Für Anleger, die nach Alternativen zu KI-fokussierten Strategien suchen, erweist sich Langlebigkeit als widerstandsfähiges strukturelles Thema. Das Wachstum der Weltbevölkerung und Fortschritte im Gesundheitswesen deuten auf einen wachsenden Markt hin, der laut unseren Schätzungen jährlich bis zu 8 Billionen US-Dollar erreichen könnte, angetrieben durch Innovationen in Bereichen wie Adipositas-Behandlung, Onkologie-Pharmazeutika und Medizintechnik. Dieses Thema bietet die Aussicht auf längere, gesündere Leben und kann eine defensive Positionierung innerhalb von Portfolios ermöglichen.
Der Ausblick für Anleihen wird zunehmend relevant, da die Staatsverschuldung voraussichtlich steigen wird. Laut IWF-Prognosen könnte bis 2030 die Verschuldung der G7-Länder 137 Prozent des BIP erreichen. Traditionelle Ansätze zur Defizitreduktion, wie höhere Steuern oder geringere Ausgaben, erweisen sich als schwierig. Die politischen Entscheidungsträger könnten sich zunehmend auf «finanzielle Repression» verlassen und mit den Zentralbanken zusammenarbeiten, um die Zinssätze niedrig zu halten und die Kreditkosten zu steuern. In diesem Umfeld dürften Qualitätsanleihen mit mittleren Laufzeiten (vier bis sieben Jahre) eine stabilisierende Rolle in Portfolios spielen und 2026 möglicherweise mittlere einstellige Renditen erzielen. Diese Instrumente können Diversifikation und Resilienz bieten, insbesondere in Zeiten von Marktstress.
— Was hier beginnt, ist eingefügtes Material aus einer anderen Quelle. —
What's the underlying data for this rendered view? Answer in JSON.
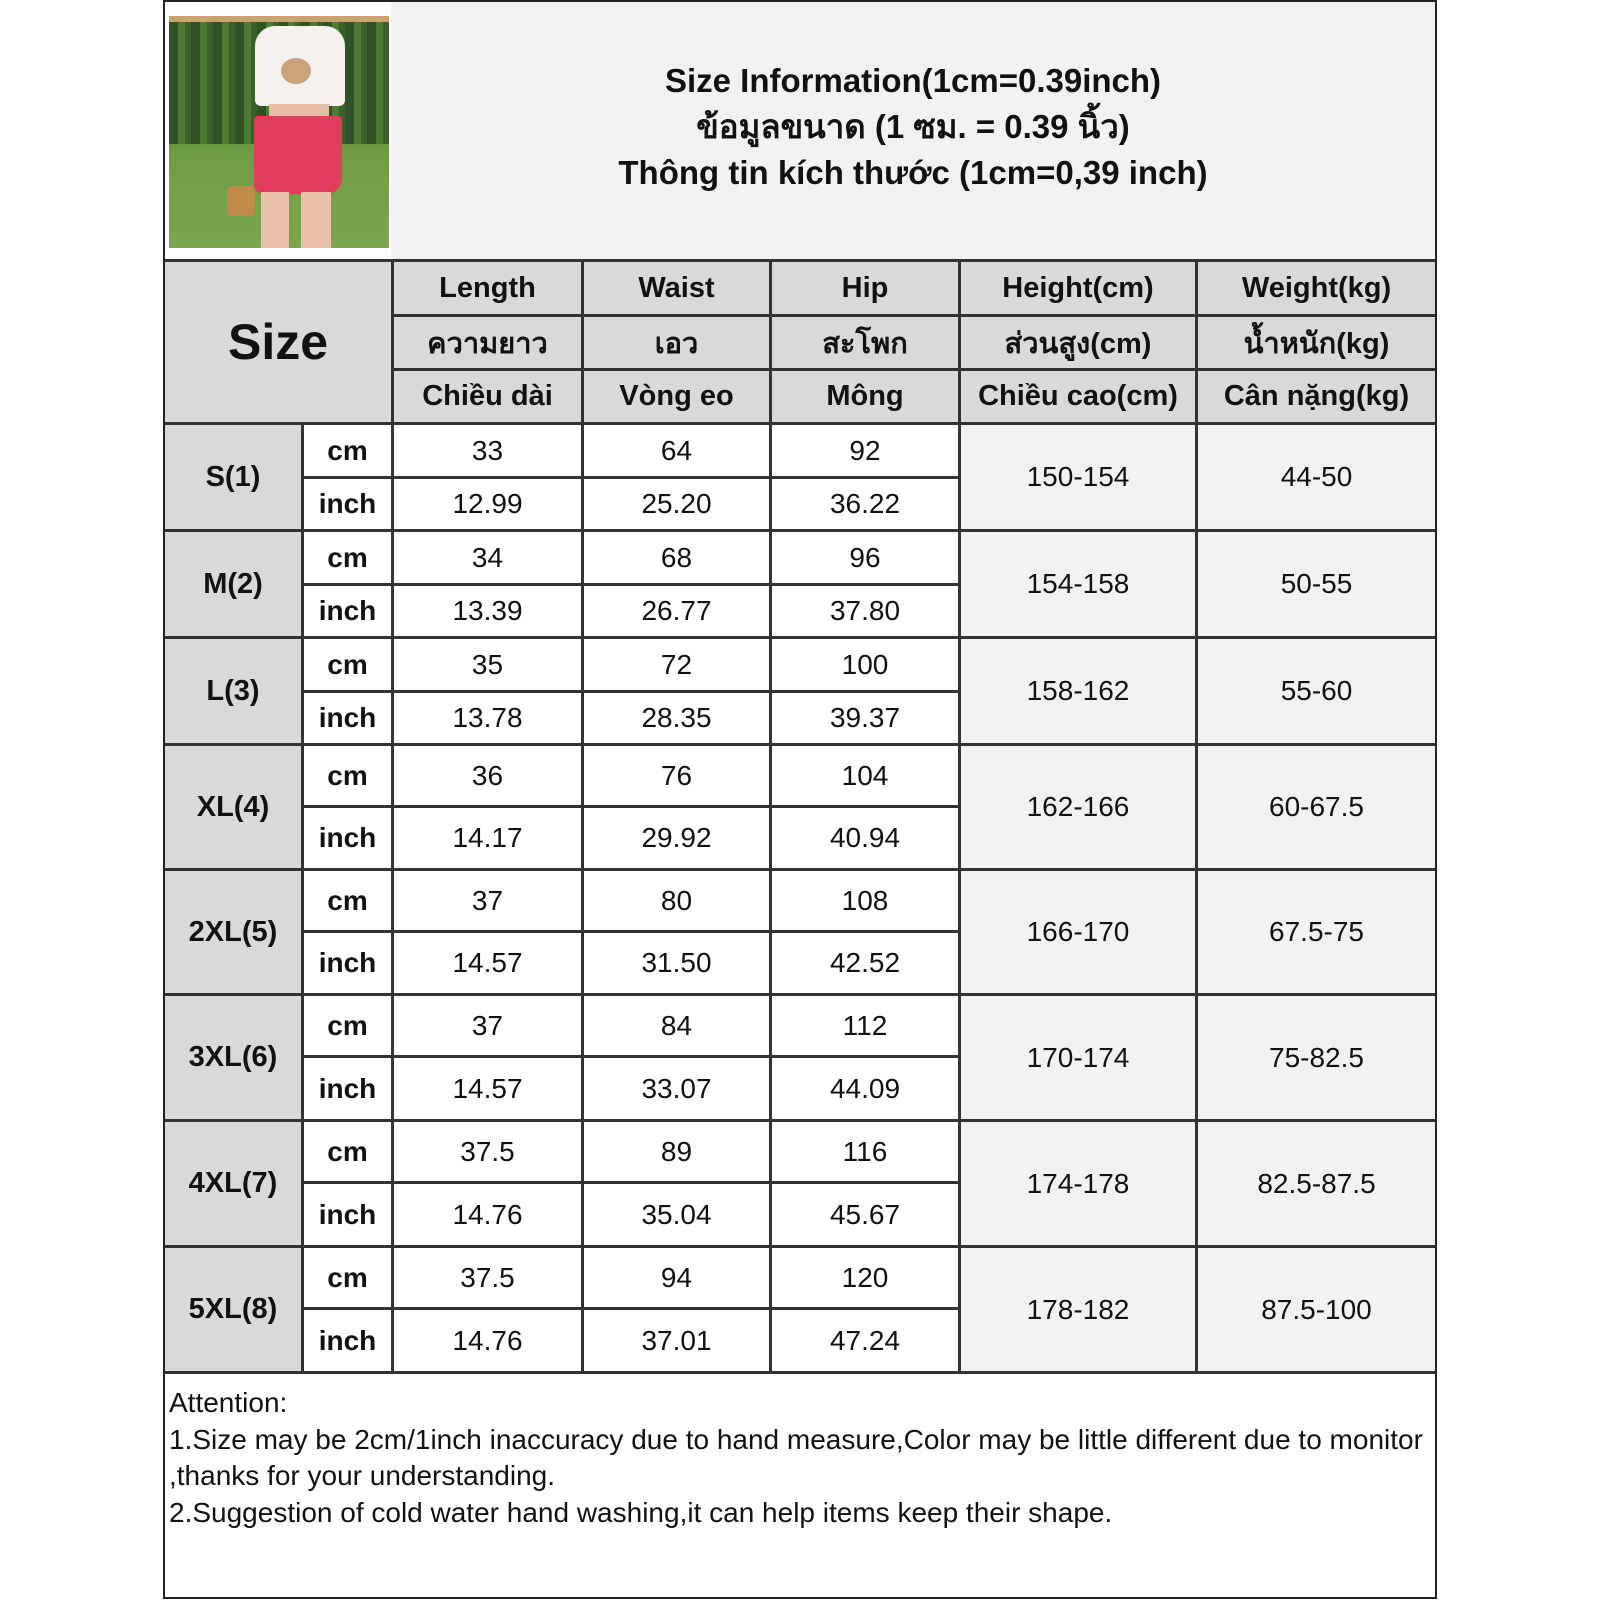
{
  "title": {
    "line1": "Size Information(1cm=0.39inch)",
    "line2": "ข้อมูลขนาด (1 ซม. = 0.39 นิ้ว)",
    "line3": "Thông tin kích thước (1cm=0,39 inch)"
  },
  "size_header": "Size",
  "columns": [
    {
      "en": "Length",
      "th": "ความยาว",
      "vi": "Chiều dài"
    },
    {
      "en": "Waist",
      "th": "เอว",
      "vi": "Vòng eo"
    },
    {
      "en": "Hip",
      "th": "สะโพก",
      "vi": "Mông"
    },
    {
      "en": "Height(cm)",
      "th": "ส่วนสูง(cm)",
      "vi": "Chiều cao(cm)"
    },
    {
      "en": "Weight(kg)",
      "th": "น้ำหนัก(kg)",
      "vi": "Cân nặng(kg)"
    }
  ],
  "units": {
    "cm": "cm",
    "inch": "inch"
  },
  "rows": [
    {
      "size": "S(1)",
      "cm": [
        "33",
        "64",
        "92"
      ],
      "inch": [
        "12.99",
        "25.20",
        "36.22"
      ],
      "height": "150-154",
      "weight": "44-50"
    },
    {
      "size": "M(2)",
      "cm": [
        "34",
        "68",
        "96"
      ],
      "inch": [
        "13.39",
        "26.77",
        "37.80"
      ],
      "height": "154-158",
      "weight": "50-55"
    },
    {
      "size": "L(3)",
      "cm": [
        "35",
        "72",
        "100"
      ],
      "inch": [
        "13.78",
        "28.35",
        "39.37"
      ],
      "height": "158-162",
      "weight": "55-60"
    },
    {
      "size": "XL(4)",
      "cm": [
        "36",
        "76",
        "104"
      ],
      "inch": [
        "14.17",
        "29.92",
        "40.94"
      ],
      "height": "162-166",
      "weight": "60-67.5"
    },
    {
      "size": "2XL(5)",
      "cm": [
        "37",
        "80",
        "108"
      ],
      "inch": [
        "14.57",
        "31.50",
        "42.52"
      ],
      "height": "166-170",
      "weight": "67.5-75"
    },
    {
      "size": "3XL(6)",
      "cm": [
        "37",
        "84",
        "112"
      ],
      "inch": [
        "14.57",
        "33.07",
        "44.09"
      ],
      "height": "170-174",
      "weight": "75-82.5"
    },
    {
      "size": "4XL(7)",
      "cm": [
        "37.5",
        "89",
        "116"
      ],
      "inch": [
        "14.76",
        "35.04",
        "45.67"
      ],
      "height": "174-178",
      "weight": "82.5-87.5"
    },
    {
      "size": "5XL(8)",
      "cm": [
        "37.5",
        "94",
        "120"
      ],
      "inch": [
        "14.76",
        "37.01",
        "47.24"
      ],
      "height": "178-182",
      "weight": "87.5-100"
    }
  ],
  "attention": {
    "heading": "Attention:",
    "note1": "1.Size may be 2cm/1inch inaccuracy due to hand measure,Color may be little different due to monitor ,thanks for your understanding.",
    "note2": "2.Suggestion of cold water hand washing,it can help items keep their shape."
  },
  "colors": {
    "header_gray": "#d9d9d9",
    "light_gray": "#f2f2f2",
    "border": "#333333"
  }
}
Vorsicht ist in risikoreicheren Segmenten wie Hochzinsanleihen geboten, wo die Kreditspreads eng sind und die Risiken hoch bleiben.
Politische Ereignisse werden voraussichtlich auch im kommenden Jahr die Marktstimmung weiterhin prägen. Die jüngsten Erfahrungen haben gezeigt, wie schnell politische Veränderungen – etwa Zollanpassungen oder fiskalische Massnahmen – die Märkte beeinflussen können. 2026 dürfte das Augenmerk auf Entwicklungen in der Handelspolitik, Veränderungen in der US-Notenbank-Führung, die US-Zwischenwahlen und anhaltende geopolitische Spannungen in Regionen wie dem Nahen Osten und Osteuropa gerichtet sein. Zwar kann politische Unsicherheit die Volatilität erhöhen, doch ist ihr Einfluss auf die Finanzmärkte meist nur vorübergehend und diversifizierte Portfolios haben sich in der Vergangenheit als widerstandsfähig erwiesen.
Die Aussichten für Aktien bleiben in Regionen wie den USA, Japan, Europa und China attraktiv, da sie von einem robusten Gewinnwachstum und einem unterstützenden politischen Umfeld profitieren. Rohstoffe, insbesondere Industriemetalle, dürften von Angebotsengpässen und einer steigenden Nachfrage profitieren, während sich die Bedingungen für Öl ab Mitte 2026 verbessern könnten. An den Devisenmärkten wird eine fortgesetzte Schwäche des US-Dollars erwartet, da Zinssenkungen seinen Vorteil verringern. Der Euro und der australische Dollar sind gut positioniert, um von der Diversifikation und den Rohstofftrends zu profitieren.